A aviação soviética com o programa de modernização apressado transformou-se na primeira força aérea do mundo, equipada com um monoplano de asa baixa e trem de aterragem retractil.

O avião foi mostrado no desfile militar de 1 de Maio de 1934 e sobrevoou a Praça Vermelha a grande velocidade.
Nos países ocidentais, cujos embaixadores tinham visto o I-15 a sobrevoar a Praça Vermelha, foi considerado que se tratava de uma cópia de algum modelo ocidental.

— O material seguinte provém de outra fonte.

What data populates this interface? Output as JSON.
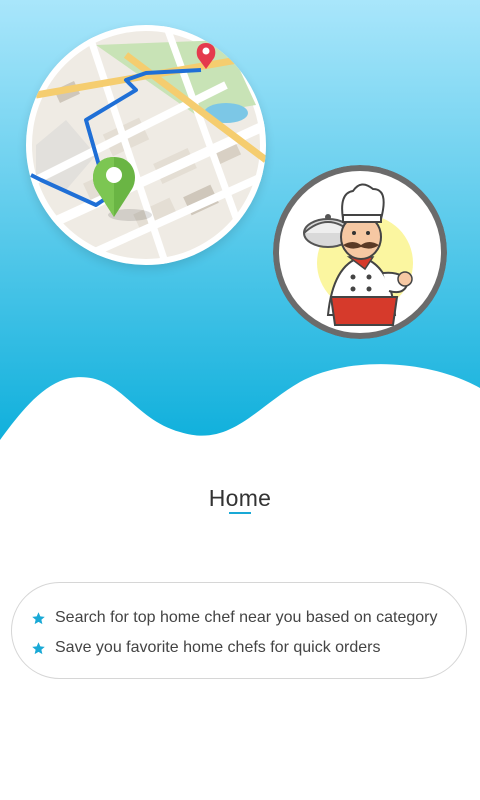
{
  "colors": {
    "sky_top": "#a9e6fb",
    "sky_bottom": "#10b0dc",
    "accent": "#19a9d6",
    "text_dark": "#333333",
    "text_body": "#444444"
  },
  "hero": {
    "map_illustration": "map-route-icon",
    "chef_illustration": "chef-icon"
  },
  "page": {
    "title": "Home"
  },
  "features": {
    "items": [
      {
        "icon": "star-icon",
        "text": "Search for top home chef near you based on category"
      },
      {
        "icon": "star-icon",
        "text": "Save you favorite home chefs for quick orders"
      }
    ]
  }
}
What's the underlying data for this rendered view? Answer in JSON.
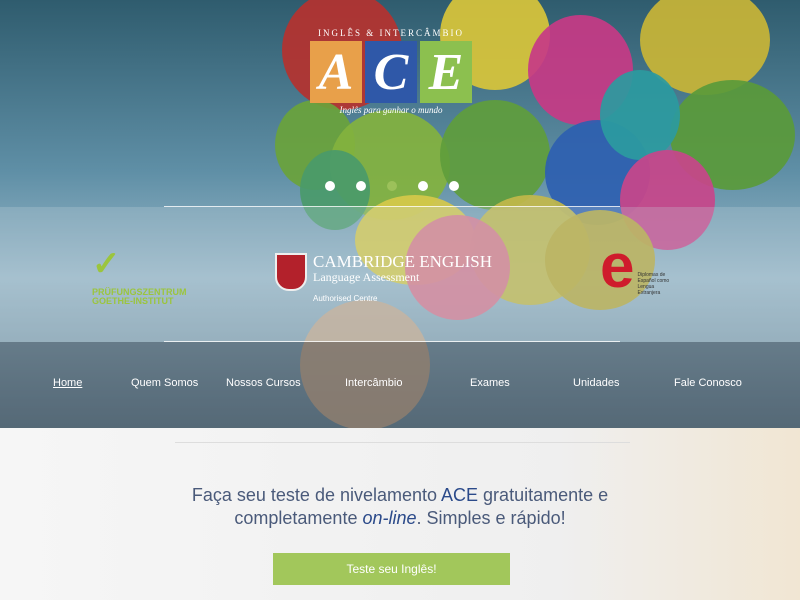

Ao contrário do I-15 biplano, a entrada ao serviço do I-16 apresentou problemas, porque o avião era considerado demasiado rápido. Parte dos pilotos não gostava de fechar a cabine, pois estava habituada a aeronaves com cabine aberta.
As aeronaves estiveram presentes na guerra civil de Espanha, onde muitas modificações foram identificadas, levando a séries mais sofisticadas.

No total foram produzidos 7005 aeronave monoplano de combate, às quais se juntam 1639 versões de treino com dois lugares.



Em 1940, já a guerra tinha começado a ocidente, quando foi apresentado o monoplano I-16, na sua série 24, o mais moderno de todos.

Quando a Alemanha invadiu a União Soviética, os I-16 mais recentes, não estavam no entanto ao nível dos Me-109E que entretanto a Alemanha tinha colocado em serviço.

O principal inimigo dos I-16 soviéticos não foi no entanto o caça alemão, mas sim o bombardeiro de voo picado Junkers STUKA. Em 22 de Junho de 1941, os alemães atacam simultaneamente 66 aeródromos soviéticos que tinham sido identificados por voos de reconhecimento. Os relatórios alemães falam de mais de 2.000 aviões de caça destruídos no solo de surpresa durante o primeiro dia. Milhares de aviões são abatidos no solo, enquanto estão dispostos em enormes filas, impecavelmente alinhados, onde são alvos perfeitos.